Un Européen dans la course à la Lune : l’astronaute italien Luca Parmitano participera à la mission Artémis III, prévue en 2027, aux côtés de trois astronautes américains, a annoncé mardi la NASA. Objectif : tester les futurs alunisseurs avant le retour des humains sur la Lune.
Un rôle clé pour Luca Parmitano
À 49 ans, il devient le premier Européen à rejoindre une mission du programme Artémis. « Je suis honoré du rôle qui m’a été confié », a-t-il déclaré lors d’une conférence de presse depuis le centre de la NASA à Houston, au Texas. Luca Parmitano pilotera la mission, sous le commandement de Randy Bresnik, avec Andre Douglas et Frank Rubio. Ensemble, ils devront tester des manœuvres de rendez-vous et d’amarrage entre leur vaisseau et deux alunisseurs. Les quatre hommes emboîteront le pas à l’équipage désormais célèbre de la mission Artémis II qui a fait en avril le tour de notre satellite, une première depuis la fin des missions Apollo il y a plus de cinquante ans.
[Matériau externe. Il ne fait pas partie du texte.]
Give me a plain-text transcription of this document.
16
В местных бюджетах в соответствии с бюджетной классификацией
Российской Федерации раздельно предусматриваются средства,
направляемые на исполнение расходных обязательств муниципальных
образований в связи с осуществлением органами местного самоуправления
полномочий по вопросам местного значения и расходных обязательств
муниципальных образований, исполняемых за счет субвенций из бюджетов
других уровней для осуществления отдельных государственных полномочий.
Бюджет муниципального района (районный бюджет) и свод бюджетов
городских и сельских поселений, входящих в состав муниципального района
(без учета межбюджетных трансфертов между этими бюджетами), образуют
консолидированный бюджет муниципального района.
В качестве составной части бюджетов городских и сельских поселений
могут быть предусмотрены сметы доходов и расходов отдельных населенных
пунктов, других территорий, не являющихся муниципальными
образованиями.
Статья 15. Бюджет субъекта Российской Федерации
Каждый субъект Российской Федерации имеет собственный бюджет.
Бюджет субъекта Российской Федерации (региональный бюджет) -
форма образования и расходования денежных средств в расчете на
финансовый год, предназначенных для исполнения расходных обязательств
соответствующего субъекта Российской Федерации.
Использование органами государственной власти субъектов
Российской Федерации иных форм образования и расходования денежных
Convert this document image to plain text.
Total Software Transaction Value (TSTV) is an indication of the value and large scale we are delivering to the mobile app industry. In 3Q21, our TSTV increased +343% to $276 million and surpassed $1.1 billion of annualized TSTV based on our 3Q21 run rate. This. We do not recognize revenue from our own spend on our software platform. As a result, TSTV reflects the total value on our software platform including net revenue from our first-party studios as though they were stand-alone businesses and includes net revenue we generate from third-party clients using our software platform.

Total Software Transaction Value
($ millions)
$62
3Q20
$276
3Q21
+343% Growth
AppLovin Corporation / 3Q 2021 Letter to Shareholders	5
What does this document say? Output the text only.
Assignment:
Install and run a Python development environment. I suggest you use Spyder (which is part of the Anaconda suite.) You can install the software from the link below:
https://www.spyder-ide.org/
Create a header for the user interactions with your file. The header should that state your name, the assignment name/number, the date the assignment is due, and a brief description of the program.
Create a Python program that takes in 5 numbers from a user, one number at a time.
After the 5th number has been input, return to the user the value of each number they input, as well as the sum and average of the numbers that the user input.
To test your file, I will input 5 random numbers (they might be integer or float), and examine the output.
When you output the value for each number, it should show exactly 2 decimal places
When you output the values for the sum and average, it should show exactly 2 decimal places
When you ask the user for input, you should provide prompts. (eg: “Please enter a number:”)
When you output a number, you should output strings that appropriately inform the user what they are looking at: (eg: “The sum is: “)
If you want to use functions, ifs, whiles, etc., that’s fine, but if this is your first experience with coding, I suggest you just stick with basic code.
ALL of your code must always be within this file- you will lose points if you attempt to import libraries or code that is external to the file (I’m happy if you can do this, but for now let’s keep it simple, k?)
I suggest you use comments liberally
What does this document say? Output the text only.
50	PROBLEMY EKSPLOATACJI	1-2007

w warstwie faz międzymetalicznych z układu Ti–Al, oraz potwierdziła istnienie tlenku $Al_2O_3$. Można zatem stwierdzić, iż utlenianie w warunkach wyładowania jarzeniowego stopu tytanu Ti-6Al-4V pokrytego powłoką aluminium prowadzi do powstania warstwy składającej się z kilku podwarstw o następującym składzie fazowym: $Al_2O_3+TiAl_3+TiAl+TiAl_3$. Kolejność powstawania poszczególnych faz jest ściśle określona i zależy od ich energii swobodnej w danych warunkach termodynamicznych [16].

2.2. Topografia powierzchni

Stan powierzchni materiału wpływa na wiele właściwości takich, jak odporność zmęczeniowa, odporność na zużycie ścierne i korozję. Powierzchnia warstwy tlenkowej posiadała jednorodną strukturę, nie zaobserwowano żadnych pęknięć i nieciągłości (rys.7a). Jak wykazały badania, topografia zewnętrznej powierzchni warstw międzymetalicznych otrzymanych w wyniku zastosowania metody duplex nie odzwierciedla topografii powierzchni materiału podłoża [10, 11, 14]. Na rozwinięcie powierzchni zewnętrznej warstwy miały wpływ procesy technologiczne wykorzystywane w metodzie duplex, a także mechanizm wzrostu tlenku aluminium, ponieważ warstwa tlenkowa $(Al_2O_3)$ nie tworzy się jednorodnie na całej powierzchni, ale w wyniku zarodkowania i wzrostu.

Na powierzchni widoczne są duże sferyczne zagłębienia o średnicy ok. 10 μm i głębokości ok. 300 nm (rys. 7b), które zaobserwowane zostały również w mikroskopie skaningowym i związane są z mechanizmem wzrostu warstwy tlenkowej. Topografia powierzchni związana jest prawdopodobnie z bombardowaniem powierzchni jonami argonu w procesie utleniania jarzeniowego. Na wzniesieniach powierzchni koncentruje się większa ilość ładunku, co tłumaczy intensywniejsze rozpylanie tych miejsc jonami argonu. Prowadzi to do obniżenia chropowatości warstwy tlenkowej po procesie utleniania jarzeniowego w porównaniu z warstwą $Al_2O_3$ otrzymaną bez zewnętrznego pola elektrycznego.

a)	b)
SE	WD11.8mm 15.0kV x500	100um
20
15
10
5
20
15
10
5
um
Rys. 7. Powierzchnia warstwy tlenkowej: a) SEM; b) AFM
Deux alunisseurs pour limiter les risques
La mission durera « environ deux semaines » et doit permettre de « mener à bien des opérations minutieusement coordonnées », selon Jeremy Parsons, responsable du programme Artémis. Ces alunisseurs sont développés par SpaceX et Blue Origin des multimilliardaires Elon Musk et Jeff Bezos et seront lancés séparément. Leur rôle : transporter les futurs astronautes vers la surface lunaire puis les ramener en sécurité dans leur vaisseau. La NASA a choisi ce système à deux engins distincts, contrairement au programme Apollo. Objectif : « réduire les risques liés à nos futures missions lunaires habitées […] afin de nous assurer de devancer la Chine dans la course à la Lune ».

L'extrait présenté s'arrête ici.